I’m not against getting out of an abusive situation or knowing when to walk away because of fundamental compatibility issues, but there’s a trend that I often see that’s too black and white for me and that I can’t always say I’m OK with. For lack of a better term, I’m going to call it Toxic Relationship Perfectionism.
How often do we see snippets and IG’s, Tik Toks and FB posts about If your man ain’t X, Y, Z leave him. And so on. While at first blush I’m ok with this, it turns the issue into a black and white thing of ‘if your significant other isn’t perfect leave’. Relationships aren’t a binary thing, it isn’t a check box in one corner and a zero in the other. We aren’t static creatures and are constantly changing. Nobody is perfect but we always push the idea that if someone has a failing then it’s time to go. If you look at something from both sides, I’m sure each partner has something that doesn’t always work for the other. We’ve all fallen victim to the powers of our own egos and have toxic periods in life. The real question is how do you go about addressing those issues. We constantly like to throw out inspirational quips but we forget that there’s always real work involved in maintaining, repairing and sustaining a relationship. We choose not to mention the need for constructive communication and facing the difficult parts of life/relationships together and doing so in a productive way. The perfectionist message that I see is almost as bad as the overused prince charming and fairy tail ideology of the past, just dressed up to look a bit more ‘woke’.
I’ll be honest, I don’t know that I’ll ever re-marry, not because I don’t believe in marriage or anything like that. It’s mostly because I realize there’s a lot I feel I still need to work on in order to be a reasonable spouse. I will always carry some of the baggage of my past marriage with me, but the question is, is it baggage that informs my life in the future or drags me down and prevents me from going forward.
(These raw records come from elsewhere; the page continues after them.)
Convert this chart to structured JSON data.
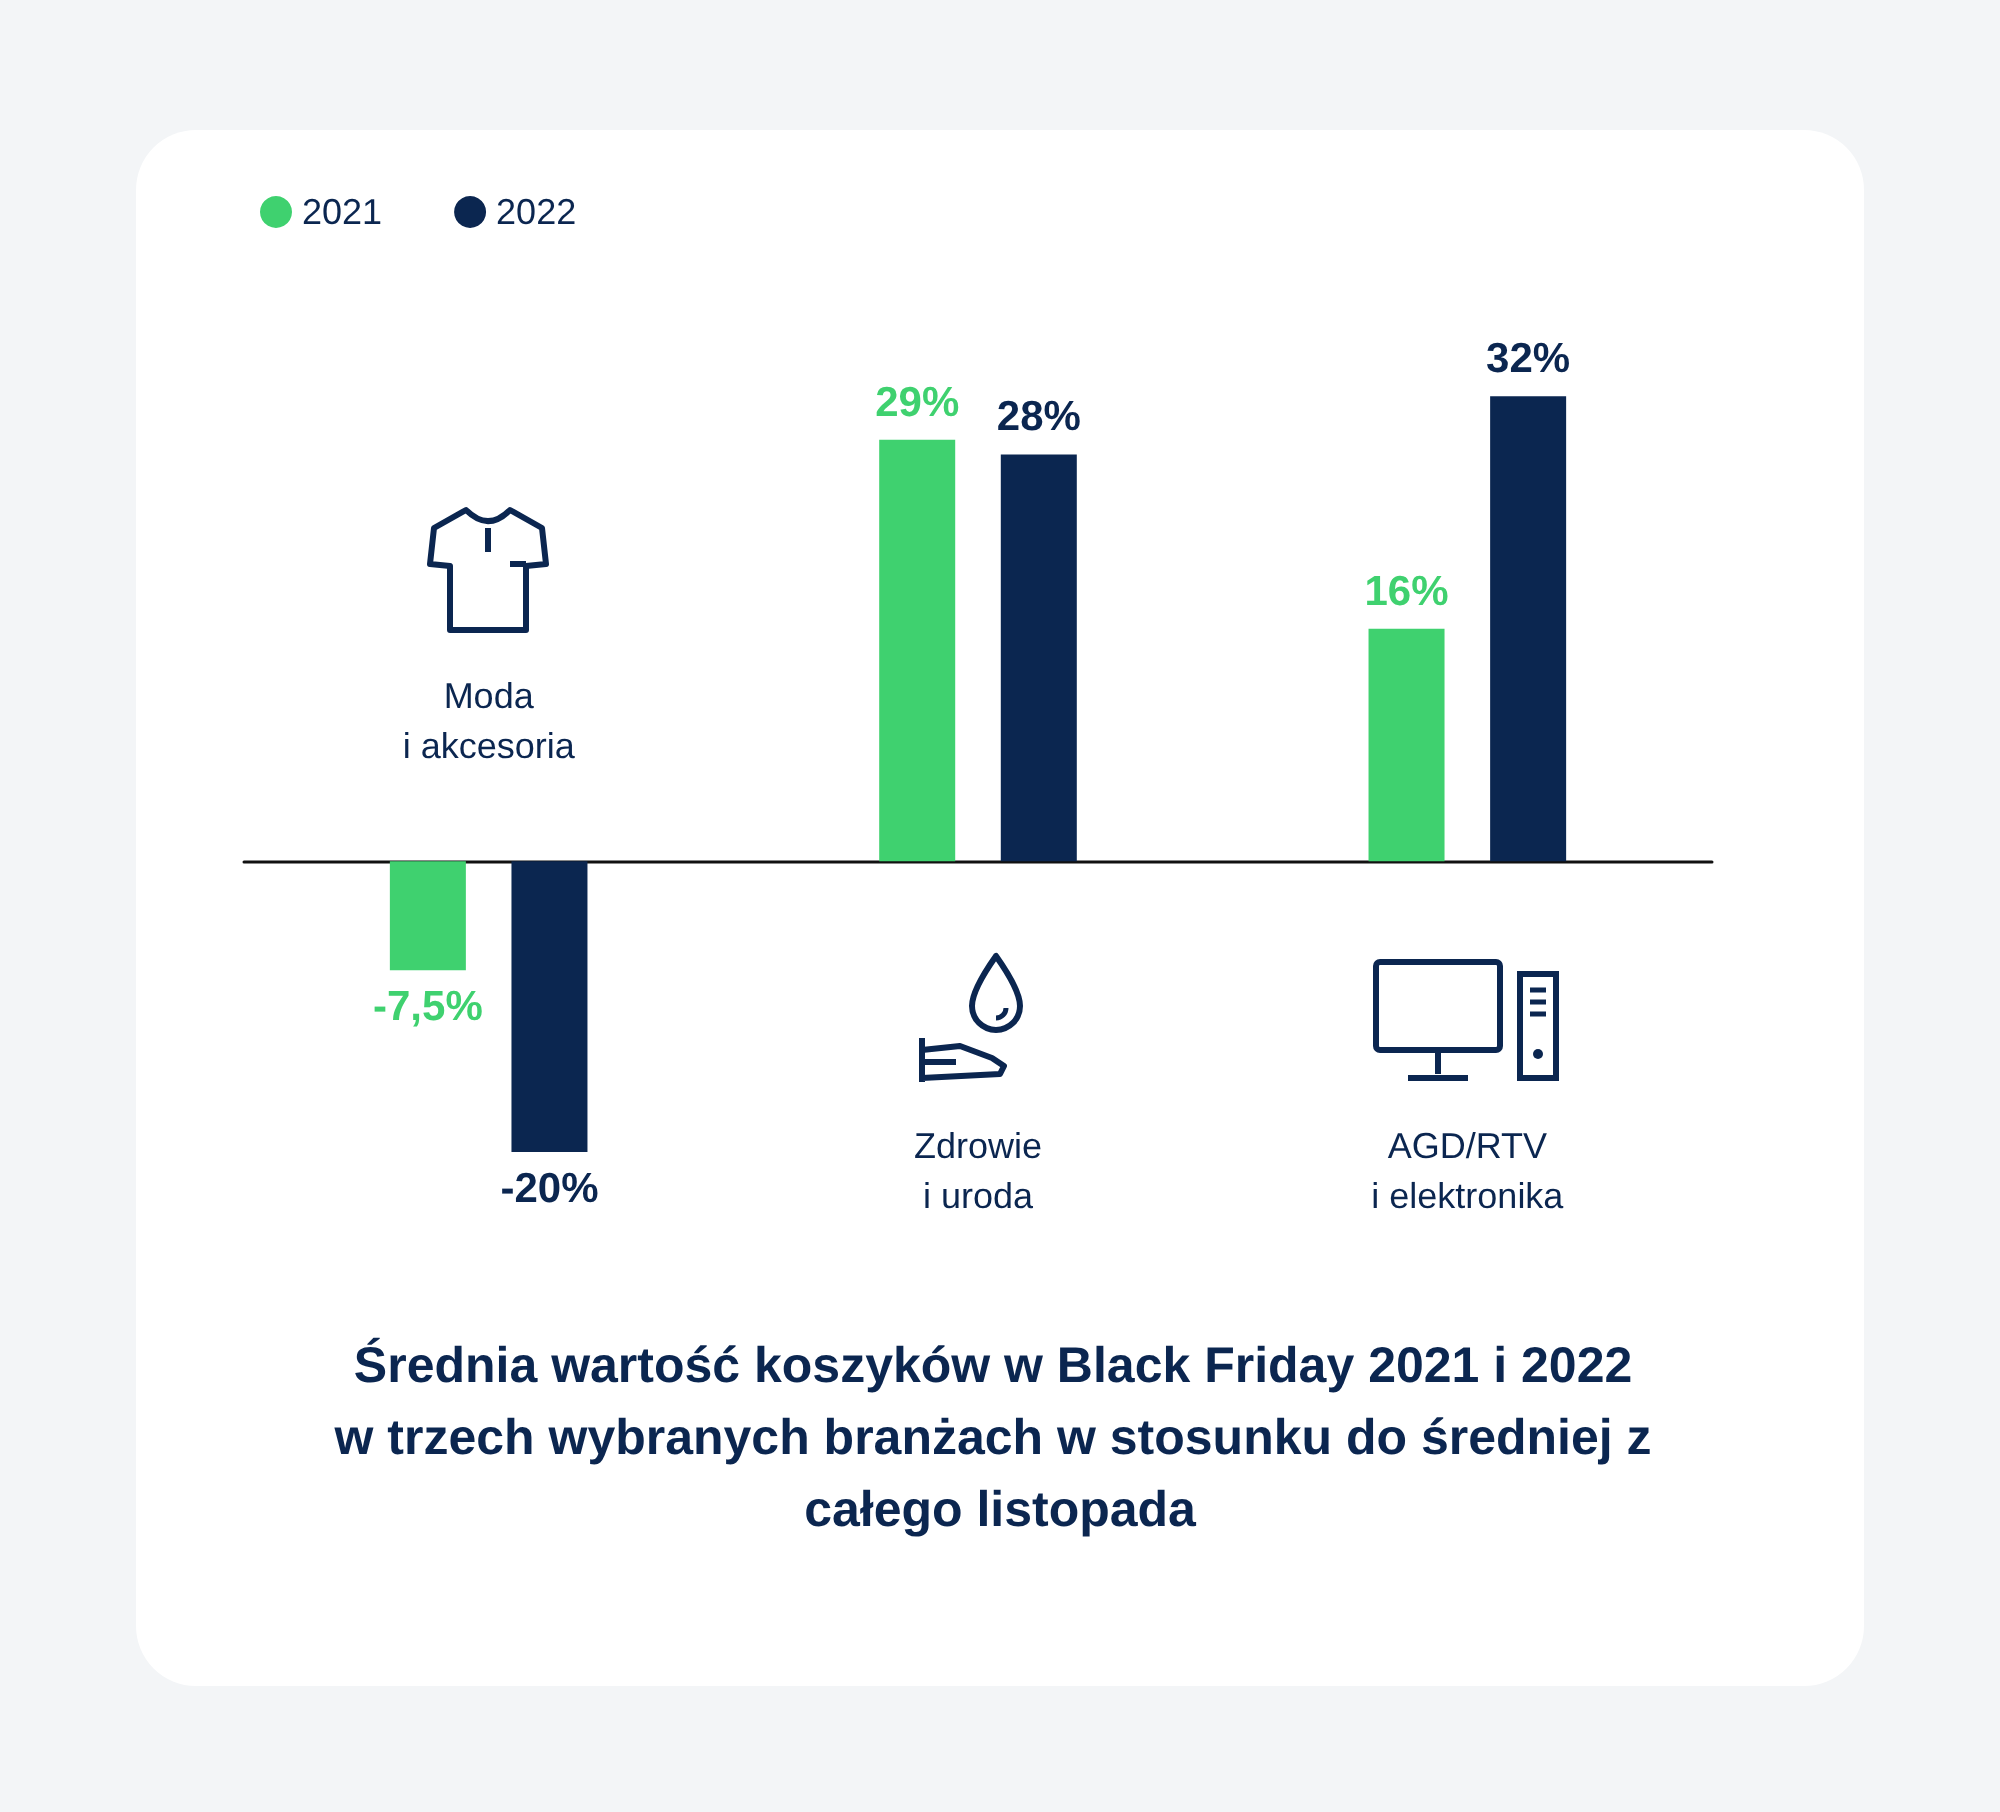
{
  "chart_data": {
    "type": "bar",
    "title": "Średnia wartość koszyków w Black Friday 2021 i 2022 w trzech wybranych branżach w stosunku do średniej z całego listopada",
    "categories": [
      "Moda\ni akcesoria",
      "Zdrowie\ni uroda",
      "AGD/RTV\ni elektronika"
    ],
    "series": [
      {
        "name": "2021",
        "color": "#3fd16f",
        "values": [
          -7.5,
          29,
          16
        ],
        "value_labels": [
          "-7,5%",
          "29%",
          "16%"
        ]
      },
      {
        "name": "2022",
        "color": "#0b2650",
        "values": [
          -20,
          28,
          32
        ],
        "value_labels": [
          "-20%",
          "28%",
          "32%"
        ]
      }
    ],
    "legend": "top left",
    "grid": false
  }
}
If we take the typical social-media view though I’m an imperfect spouse, and should therefore be avoided at all costs. But then who is a perfect spouse? Does this marital unicorn really exist?
It would be my hope that people don’t let social media and the usual ‘click-bait’ culture we’ve developed overly shape their beliefs. Don’t assume that things are absolute. Go out there, be honest about what works and doesn’t work, be willing to communicate, even when it’s uncomfortable.